By Sukriti Gupta, Medha Singh and Nikhil Sharma
(Reuters) – European shares ended higher on Thursday, boosted by automakers and materials stocks, as investors digested a mixed set of corporate earnings and evaluated the ever-shifting U.S. trade rhetoric.
The pan-European STOXX 600 index erased earlier losses to close 0.4% higher, building on this week’s rally.
An index of automobiles and parts led the gains with a 1.9% jump, with French carmaker Renault advancing 4.4% after reporting a small rise in first-quarter revenue.
The basic resources index added 1%, making its fourth straight session of gains on the back of elevated copper prices despite U.S. tariff-related uncertainties.
The White House suggested on Wednesday its openness to lowering sweeping tariffs on China. Treasury Secretary Scott Bessent said high tariffs between the U.S. and China were not sustainable, but also pointed out that a reduction would not come unilaterally.
“Right now, markets are focused on whether a deal is forthcoming or not… the market just wants some certainty, be it certainty with a deal or certainty without a deal,” said Geoff Yu, senior EMEA market strategist at BNY.
Also aiding the broader mood was U.S. President Donald Trump backtracking from his series of criticisms of Federal Reserve Chair Jerome Powell, which included calls for Powell’s resignation.
The European benchmark has recovered over half of its losses from its near 18% drop from record highs earlier this month after Trump’s import tariffs triggered fears of a global recession.
On the day, banks limited overall gains, falling 1%. France’s BNP Paribas fell 2.1% after the lender reported mixed quarterly results.
The telecommunications index also lost 0.8%, with Finnish telecom firm Nokia sliding 9.4% after the company missed first-quarter profit expectations.
Shares in Adidas rose 2.9% after the German sportswear and apparel maker reported first-quarter sales and profit above expectations.

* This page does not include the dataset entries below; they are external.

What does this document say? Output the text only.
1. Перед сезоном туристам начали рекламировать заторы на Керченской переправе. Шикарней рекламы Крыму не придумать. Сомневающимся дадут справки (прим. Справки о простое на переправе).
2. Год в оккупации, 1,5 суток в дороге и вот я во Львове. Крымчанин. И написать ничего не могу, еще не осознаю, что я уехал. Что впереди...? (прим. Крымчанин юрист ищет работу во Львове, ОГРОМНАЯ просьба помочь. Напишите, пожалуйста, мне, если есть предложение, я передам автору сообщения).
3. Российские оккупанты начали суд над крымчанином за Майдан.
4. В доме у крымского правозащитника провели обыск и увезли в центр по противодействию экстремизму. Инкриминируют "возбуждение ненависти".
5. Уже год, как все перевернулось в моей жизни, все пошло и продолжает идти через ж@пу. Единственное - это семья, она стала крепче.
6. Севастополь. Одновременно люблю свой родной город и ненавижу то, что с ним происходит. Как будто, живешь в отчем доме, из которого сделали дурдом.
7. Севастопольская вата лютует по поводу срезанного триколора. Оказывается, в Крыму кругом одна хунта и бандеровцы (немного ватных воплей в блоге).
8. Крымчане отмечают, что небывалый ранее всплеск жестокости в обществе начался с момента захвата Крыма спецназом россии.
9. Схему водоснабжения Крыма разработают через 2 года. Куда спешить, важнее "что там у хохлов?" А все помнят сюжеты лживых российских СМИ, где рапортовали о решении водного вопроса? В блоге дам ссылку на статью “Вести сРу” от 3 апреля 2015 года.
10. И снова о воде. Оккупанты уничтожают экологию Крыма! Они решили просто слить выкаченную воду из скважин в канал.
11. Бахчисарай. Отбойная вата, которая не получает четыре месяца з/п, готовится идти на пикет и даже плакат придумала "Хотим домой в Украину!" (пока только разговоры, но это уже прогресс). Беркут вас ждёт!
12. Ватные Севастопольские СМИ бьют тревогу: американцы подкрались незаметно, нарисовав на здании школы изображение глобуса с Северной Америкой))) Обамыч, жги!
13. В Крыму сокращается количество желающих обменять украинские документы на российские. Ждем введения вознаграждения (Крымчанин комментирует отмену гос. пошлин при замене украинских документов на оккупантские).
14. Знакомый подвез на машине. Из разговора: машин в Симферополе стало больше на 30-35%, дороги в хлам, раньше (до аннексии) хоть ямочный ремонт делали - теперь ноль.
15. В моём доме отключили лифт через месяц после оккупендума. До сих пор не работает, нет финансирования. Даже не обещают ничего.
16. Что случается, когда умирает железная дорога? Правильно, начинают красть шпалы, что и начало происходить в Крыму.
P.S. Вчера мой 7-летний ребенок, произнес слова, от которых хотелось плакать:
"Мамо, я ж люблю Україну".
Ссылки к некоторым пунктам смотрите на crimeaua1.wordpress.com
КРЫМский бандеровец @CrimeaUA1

Belimo jumped 12.4% – the top individual gainer for the day – after the heating and ventilation solutions maker upgraded its 2025 guidance for revenue growth and EBIT margin.

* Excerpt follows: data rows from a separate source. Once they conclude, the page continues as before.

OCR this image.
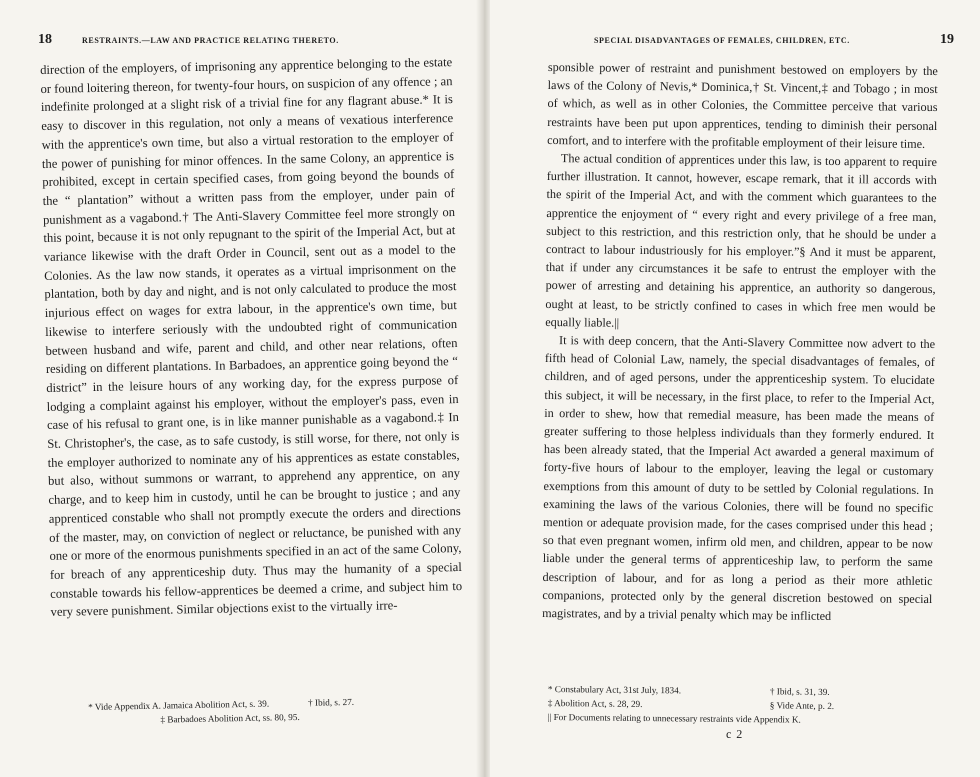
18	RESTRAINTS.—LAW AND PRACTICE RELATING THERETO.

direction of the employers, of imprisoning any apprentice belonging to the estate or found loitering thereon, for twenty-four hours, on suspicion of any offence ; an indefinite prolonged at a slight risk of a trivial fine for any flagrant abuse.* It is easy to discover in this regulation, not only a means of vexatious interference with the apprentice's own time, but also a virtual restoration to the employer of the power of punishing for minor offences. In the same Colony, an apprentice is prohibited, except in certain specified cases, from going beyond the bounds of the “ plantation” without a written pass from the employer, under pain of punishment as a vagabond.† The Anti-Slavery Committee feel more strongly on this point, because it is not only repugnant to the spirit of the Imperial Act, but at variance likewise with the draft Order in Council, sent out as a model to the Colonies. As the law now stands, it operates as a virtual imprisonment on the plantation, both by day and night, and is not only calculated to produce the most injurious effect on wages for extra labour, in the apprentice's own time, but likewise to interfere seriously with the undoubted right of communication between husband and wife, parent and child, and other near relations, often residing on different plantations. In Barbadoes, an apprentice going beyond the “ district” in the leisure hours of any working day, for the express purpose of lodging a complaint against his employer, without the employer's pass, even in case of his refusal to grant one, is in like manner punishable as a vagabond.‡ In St. Christopher's, the case, as to safe custody, is still worse, for there, not only is the employer authorized to nominate any of his apprentices as estate constables, but also, without summons or warrant, to apprehend any apprentice, on any charge, and to keep him in custody, until he can be brought to justice ; and any apprenticed constable who shall not promptly execute the orders and directions of the master, may, on conviction of neglect or reluctance, be punished with any one or more of the enormous punishments specified in an act of the same Colony, for breach of any apprenticeship duty. Thus may the humanity of a special constable towards his fellow-apprentices be deemed a crime, and subject him to very severe punishment. Similar objections exist to the virtually irre-

* Vide Appendix A. Jamaica Abolition Act, s. 39.	† Ibid, s. 27.
‡ Barbadoes Abolition Act, ss. 80, 95.
SPECIAL DISADVANTAGES OF FEMALES, CHILDREN, ETC.	19

sponsible power of restraint and punishment bestowed on employers by the laws of the Colony of Nevis,* Dominica,† St. Vincent,‡ and Tobago ; in most of which, as well as in other Colonies, the Committee perceive that various restraints have been put upon apprentices, tending to diminish their personal comfort, and to interfere with the profitable employment of their leisure time.

The actual condition of apprentices under this law, is too apparent to require further illustration. It cannot, however, escape remark, that it ill accords with the spirit of the Imperial Act, and with the comment which guarantees to the apprentice the enjoyment of “ every right and every privilege of a free man, subject to this restriction, and this restriction only, that he should be under a contract to labour industriously for his employer.”§ And it must be apparent, that if under any circumstances it be safe to entrust the employer with the power of arresting and detaining his apprentice, an authority so dangerous, ought at least, to be strictly confined to cases in which free men would be equally liable.||

It is with deep concern, that the Anti-Slavery Committee now advert to the fifth head of Colonial Law, namely, the special disadvantages of females, of children, and of aged persons, under the apprenticeship system. To elucidate this subject, it will be necessary, in the first place, to refer to the Imperial Act, in order to shew, how that remedial measure, has been made the means of greater suffering to those helpless individuals than they formerly endured. It has been already stated, that the Imperial Act awarded a general maximum of forty-five hours of labour to the employer, leaving the legal or customary exemptions from this amount of duty to be settled by Colonial regulations. In examining the laws of the various Colonies, there will be found no specific mention or adequate provision made, for the cases comprised under this head ; so that even pregnant women, infirm old men, and children, appear to be now liable under the general terms of apprenticeship law, to perform the same description of labour, and for as long a period as their more athletic companions, protected only by the general discretion bestowed on special magistrates, and by a trivial penalty which may be inflicted

* Constabulary Act, 31st July, 1834.	† Ibid, s. 31, 39.
‡ Abolition Act, s. 28, 29.	§ Vide Ante, p. 2.
|| For Documents relating to unnecessary restraints vide Appendix K.
c 2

Kering dipped 1%, paring early losses, after the luxury group reported a bigger-than-expected decline in first-quarter revenue.
The German government cut its economic growth forecast and said it sees stagnation in 2025 instead of a 0.3% expansion.
The German Ifo index data showed a surprise improvement in business morale in Europe’s biggest economy for April, a day after dour PMI readings for the euro zone and Britain.